Mais, l’Esprit saint, le Défenseur dans la traduction de la NBS, d’autres proposent l’Avocat ou le Consolateur. Le Paraclet pour les traductions qui ne veulent pas traduire. C’est un terme du domaine juridique qui désigne celui qui vient au secours, en soutien, en défense d’une personne, car les fragilités, les vulnérabilités, les parts obscures, les points aveugles, les peurs ne disparaissent pas d’un coup.

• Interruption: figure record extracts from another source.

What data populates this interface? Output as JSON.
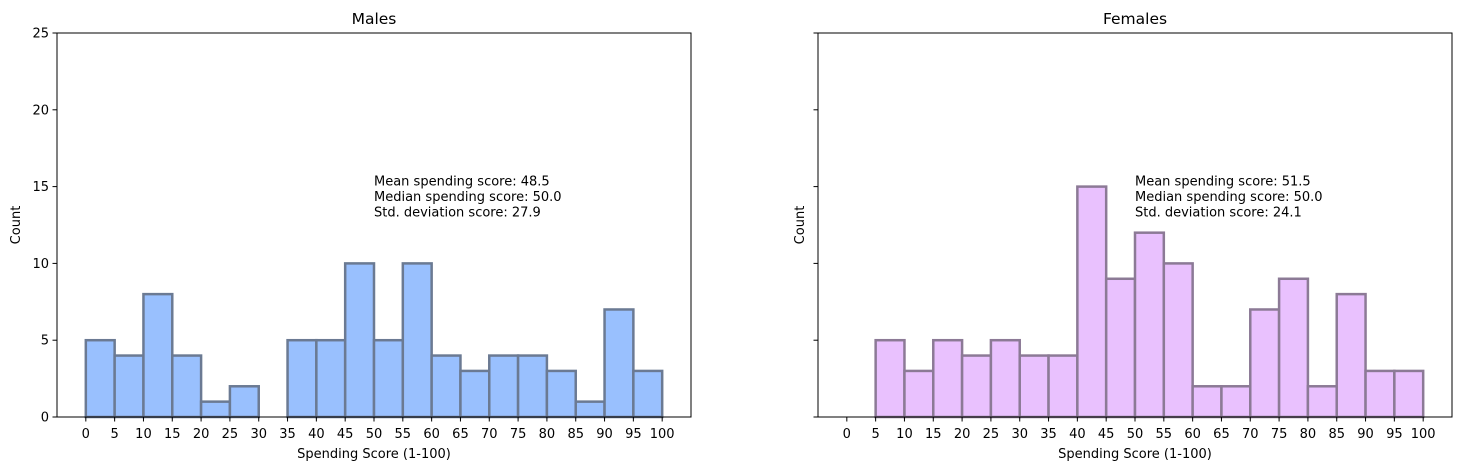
{
  "chart_data": [
    {
      "type": "bar",
      "title": "Males",
      "xlabel": "Spending Score (1-100)",
      "ylabel": "Count",
      "xlim": [
        -5,
        105
      ],
      "ylim": [
        0,
        25
      ],
      "xticks": [
        0,
        5,
        10,
        15,
        20,
        25,
        30,
        35,
        40,
        45,
        50,
        55,
        60,
        65,
        70,
        75,
        80,
        85,
        90,
        95,
        100
      ],
      "yticks": [
        0,
        5,
        10,
        15,
        20,
        25
      ],
      "show_y_tick_labels": true,
      "bin_edges": [
        0,
        5,
        10,
        15,
        20,
        25,
        30,
        35,
        40,
        45,
        50,
        55,
        60,
        65,
        70,
        75,
        80,
        85,
        90,
        95,
        100
      ],
      "values": [
        5,
        4,
        8,
        4,
        1,
        2,
        0,
        5,
        5,
        10,
        5,
        10,
        4,
        3,
        4,
        4,
        3,
        1,
        7,
        3
      ],
      "bar_color": "#99c0fe",
      "edge_color": "#6b7a93",
      "annotation": {
        "x": 50,
        "y": 15,
        "lines": [
          "Mean spending score: 48.5",
          "Median spending score: 50.0",
          "Std. deviation score: 27.9"
        ]
      },
      "grid": false
    },
    {
      "type": "bar",
      "title": "Females",
      "xlabel": "Spending Score (1-100)",
      "ylabel": "Count",
      "xlim": [
        -5,
        105
      ],
      "ylim": [
        0,
        25
      ],
      "xticks": [
        0,
        5,
        10,
        15,
        20,
        25,
        30,
        35,
        40,
        45,
        50,
        55,
        60,
        65,
        70,
        75,
        80,
        85,
        90,
        95,
        100
      ],
      "yticks": [
        0,
        5,
        10,
        15,
        20,
        25
      ],
      "show_y_tick_labels": false,
      "bin_edges": [
        0,
        5,
        10,
        15,
        20,
        25,
        30,
        35,
        40,
        45,
        50,
        55,
        60,
        65,
        70,
        75,
        80,
        85,
        90,
        95,
        100
      ],
      "values": [
        0,
        5,
        3,
        5,
        4,
        5,
        4,
        4,
        15,
        9,
        12,
        10,
        2,
        2,
        7,
        9,
        2,
        8,
        3,
        3
      ],
      "bar_color": "#e9c1fe",
      "edge_color": "#8c7a96",
      "annotation": {
        "x": 50,
        "y": 15,
        "lines": [
          "Mean spending score: 51.5",
          "Median spending score: 50.0",
          "Std. deviation score: 24.1"
        ]
      },
      "grid": false
    }
  ]
}
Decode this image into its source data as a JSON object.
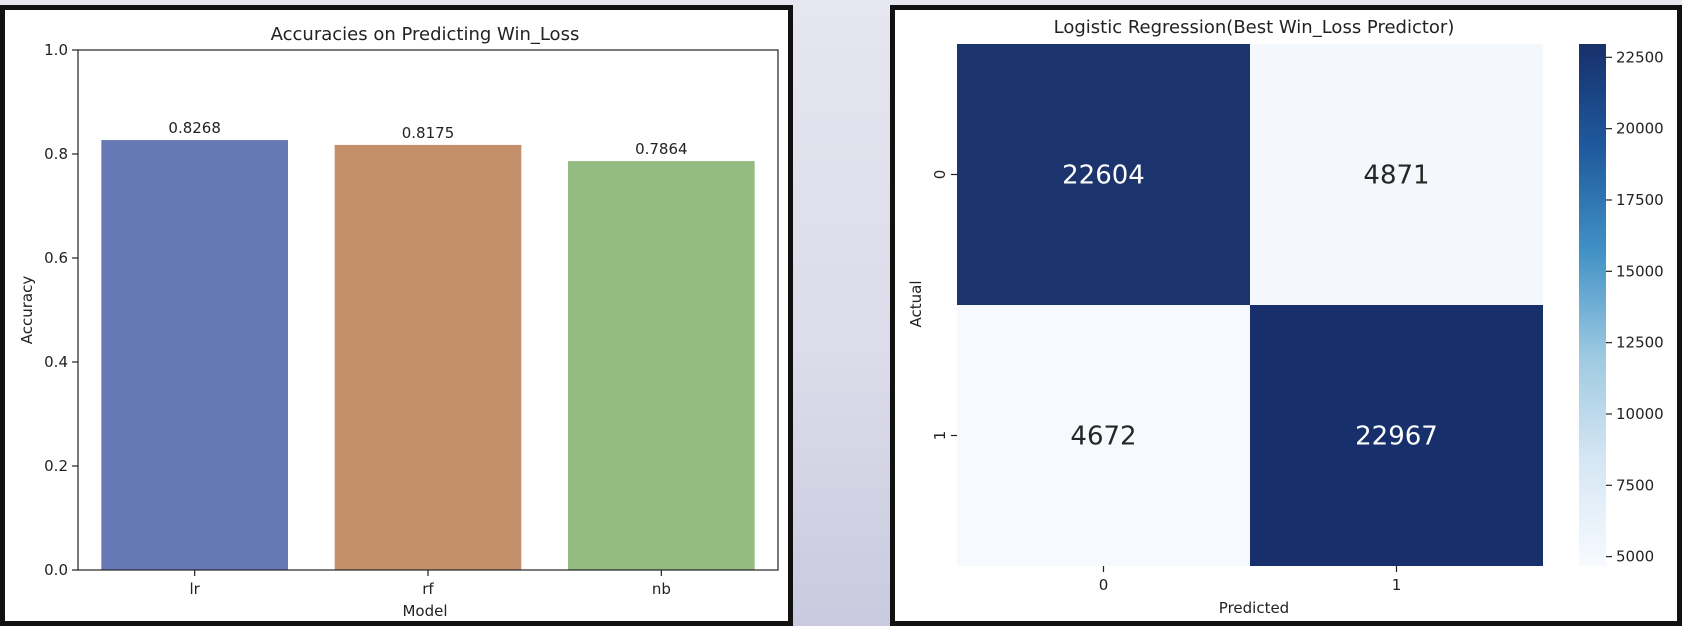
{
  "colors": {
    "lr": "#6779b4",
    "rf": "#c4906c",
    "nb": "#94bb82",
    "heat_low": "#f6fafe",
    "heat_high": "#17306b"
  },
  "chart_data": [
    {
      "type": "bar",
      "title": "Accuracies on Predicting Win_Loss",
      "xlabel": "Model",
      "ylabel": "Accuracy",
      "categories": [
        "lr",
        "rf",
        "nb"
      ],
      "values": [
        0.8268,
        0.8175,
        0.7864
      ],
      "value_labels": [
        "0.8268",
        "0.8175",
        "0.7864"
      ],
      "ylim": [
        0,
        1.0
      ],
      "yticks": [
        "0.0",
        "0.2",
        "0.4",
        "0.6",
        "0.8",
        "1.0"
      ],
      "grid": false,
      "legend": "none"
    },
    {
      "type": "heatmap",
      "title": "Logistic Regression(Best Win_Loss Predictor)",
      "xlabel": "Predicted",
      "ylabel": "Actual",
      "x_categories": [
        "0",
        "1"
      ],
      "y_categories": [
        "0",
        "1"
      ],
      "values": [
        [
          22604,
          4871
        ],
        [
          4672,
          22967
        ]
      ],
      "value_labels": [
        [
          "22604",
          "4871"
        ],
        [
          "4672",
          "22967"
        ]
      ],
      "colorbar_range": [
        4672,
        22967
      ],
      "colorbar_ticks": [
        "5000",
        "7500",
        "10000",
        "12500",
        "15000",
        "17500",
        "20000",
        "22500"
      ],
      "colormap": "Blues"
    }
  ]
}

Alors le Défenseur enseigne et rappelle. Il œuvre dans la foi, pour la foi et donc pour la vie vivante, afin que les disciples demeurent acteurs et actifs. Esprit, c’est-à-dire Souffle, il élargit, il approfondit le souffle des disciples, notre souffle, dans la durée, dans les différentes circonstances, épreuves, tentations, décisions, communion. Un souffle pour soutenir notre souffle, nos paroles, nos actes, notre vie vivante.

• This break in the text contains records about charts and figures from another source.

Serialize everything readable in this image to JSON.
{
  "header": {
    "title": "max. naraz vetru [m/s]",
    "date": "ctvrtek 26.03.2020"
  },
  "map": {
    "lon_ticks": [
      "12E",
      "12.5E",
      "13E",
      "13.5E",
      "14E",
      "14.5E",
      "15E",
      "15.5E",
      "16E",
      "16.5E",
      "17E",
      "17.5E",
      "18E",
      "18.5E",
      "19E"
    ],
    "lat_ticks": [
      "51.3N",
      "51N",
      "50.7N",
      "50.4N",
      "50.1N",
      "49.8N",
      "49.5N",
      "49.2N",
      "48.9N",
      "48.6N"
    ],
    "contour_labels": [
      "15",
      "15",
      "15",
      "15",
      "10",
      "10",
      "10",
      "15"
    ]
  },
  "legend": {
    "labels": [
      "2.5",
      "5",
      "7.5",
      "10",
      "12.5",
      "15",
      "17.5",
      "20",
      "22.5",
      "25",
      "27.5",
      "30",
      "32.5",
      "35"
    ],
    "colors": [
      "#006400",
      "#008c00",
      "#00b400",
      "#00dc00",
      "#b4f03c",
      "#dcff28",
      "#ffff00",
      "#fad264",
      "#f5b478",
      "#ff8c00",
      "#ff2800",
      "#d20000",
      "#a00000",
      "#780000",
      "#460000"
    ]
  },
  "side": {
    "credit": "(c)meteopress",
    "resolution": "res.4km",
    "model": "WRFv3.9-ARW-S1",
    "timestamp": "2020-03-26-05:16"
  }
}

Le Défenseur ne travaille pas à partir de rien : il éclaire un sens demeuré jusque-là obscur, quelque chose qui a été lu dans les Écritures. Se souvenir, ce n’est pas seulement se rappeler, raviver une mémoire défaillante, c’est prendre conscience de la signification de ce qu’on avait lu ou entendu. Cela est œuvre de l’Esprit, le Défenseur contre l’indifférence et contre l’endoctrinement, le Défenseur pour la liberté, pour la connaissance, pour l’esprit de chacun. D’ailleurs l’évangéliste Jean a plusieurs fois noté dans son récit que les disciples se souvinrent de tel geste ou de telle parole de Jésus après sa résurrection. Geste et parole qui sont alors éclairées et éclairantes. L’Esprit révèle ce qui était déjà là, en chacun, en nous. Il n’a rien à voir avec la spontanéité mais il souffle dans la mémoire pour faire remonter en surface ce qui était enfoui dans les profondeurs. Ce qui nous engage et nous encourage à lire les Écritures, chacun et ensemble.

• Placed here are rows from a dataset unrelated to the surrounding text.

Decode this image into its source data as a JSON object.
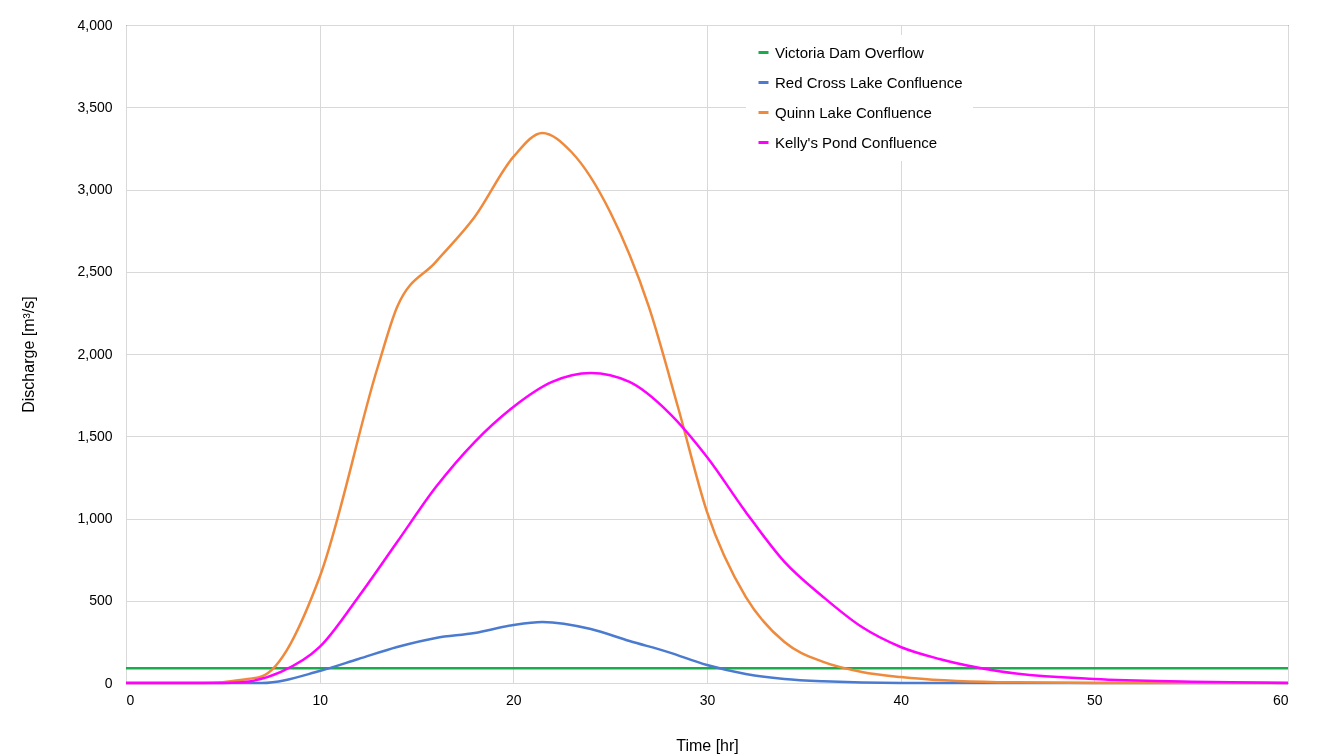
{
  "chart_data": {
    "type": "line",
    "xlabel": "Time [hr]",
    "ylabel": "Discharge [m³/s]",
    "xlim": [
      0,
      60
    ],
    "xticks": [
      0,
      10,
      20,
      30,
      40,
      50,
      60
    ],
    "ylim": [
      0,
      4000
    ],
    "yticks": [
      0,
      500,
      {
        "value": 1000,
        "label": "1,000"
      },
      {
        "value": 1500,
        "label": "1,500"
      },
      {
        "value": 2000,
        "label": "2,000"
      },
      {
        "value": 2500,
        "label": "2,500"
      },
      {
        "value": 3000,
        "label": "3,000"
      },
      {
        "value": 3500,
        "label": "3,500"
      },
      {
        "value": 4000,
        "label": "4,000"
      }
    ],
    "grid": true,
    "legend": "top right",
    "marker": "none",
    "line_style": "solid",
    "series": [
      {
        "name": "Victoria Dam Overflow",
        "color": "#1aab4b",
        "x": [
          0,
          60
        ],
        "values": [
          90,
          90
        ]
      },
      {
        "name": "Red Cross Lake Confluence",
        "color": "#4a7bd0",
        "x": [
          0,
          5,
          7,
          10,
          12,
          14,
          16,
          18,
          20,
          21.5,
          24,
          26,
          28,
          30,
          32,
          34,
          36,
          40,
          60
        ],
        "values": [
          0,
          0,
          0,
          73,
          146,
          219,
          274,
          304,
          353,
          371,
          328,
          255,
          188,
          109,
          55,
          24,
          10,
          0,
          0
        ]
      },
      {
        "name": "Quinn Lake Confluence",
        "color": "#ef8a3c",
        "x": [
          0,
          4,
          5,
          6,
          7,
          10,
          13,
          14,
          16,
          18,
          20,
          21.5,
          23,
          25,
          27,
          28.5,
          30,
          32,
          34,
          36,
          38,
          40,
          45,
          50,
          60
        ],
        "values": [
          0,
          0,
          5,
          20,
          40,
          644,
          1921,
          2286,
          2560,
          2833,
          3198,
          3344,
          3228,
          2863,
          2286,
          1678,
          1040,
          523,
          249,
          128,
          67,
          36,
          5,
          0,
          0
        ]
      },
      {
        "name": "Kelly's Pond Confluence",
        "color": "#ff00ff",
        "x": [
          0,
          5,
          6,
          8,
          10,
          12,
          14,
          16,
          18,
          20,
          22,
          24,
          26,
          28,
          30,
          32,
          34,
          36,
          38,
          40,
          42,
          45,
          50,
          55,
          60
        ],
        "values": [
          0,
          0,
          5,
          67,
          219,
          523,
          857,
          1191,
          1465,
          1678,
          1830,
          1884,
          1830,
          1647,
          1374,
          1040,
          736,
          523,
          340,
          219,
          146,
          73,
          24,
          8,
          0
        ]
      }
    ]
  }
}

C’est pourquoi, lors du culte, nous prions avant la lecture de la Bible, que l’Esprit vienne éclairer le nôtre, prière d’illumination, même si l’illumination peut survenir après un délai plus ou moins long. « Je me souviens », ce n’est pas seulement « je me rappelle » et nous pouvons nous souvenir ainsi même après avoir oublié.
C’est aussi pourquoi le sens n’est pas donné une fois pour toute mais qu’un autre pourra surgir dans une nouvelle circonstance. Car il ne s’agit pas d’un sens abstrait, mais d’un sens existentiel, un sens qui procure un sursaut, un autre point de vue, un élargissement de la vie vivante à une part de l’être qui n’en était pas encore bénéficiaire.
C’est enfin pourquoi deux personnes pourront être illuminées, pourront trouver chacune un sens différent à la même lecture
C’est par l’Esprit Défenseur, Avocat, Consolateur que les Écritures peuvent être cette ressource renouvelée, inépuisable dont les Réformateurs ont fait un des piliers du protestantisme.
Dieu ne fera pas sans vous, dit le Christ à Judas, le Christ ne fera pas sans les disciples, mais à travers eux. A travers : depuis l’intérieur de l’être jusque vers l’extérieur, à destination d’autrui. C’est ainsi que Jésus-Christ donne la paix : non pas en imposant à tous sa manifestation de Christ, mais en pacifiant l’être depuis son intériorité, par l’œuvre de la Parole, dans la confiance d’être habité par Dieu, la confiance que Dieu vient se tenir là dans la profondeur de l’intime, une demeure qui vivifie l’existence en vie vivante.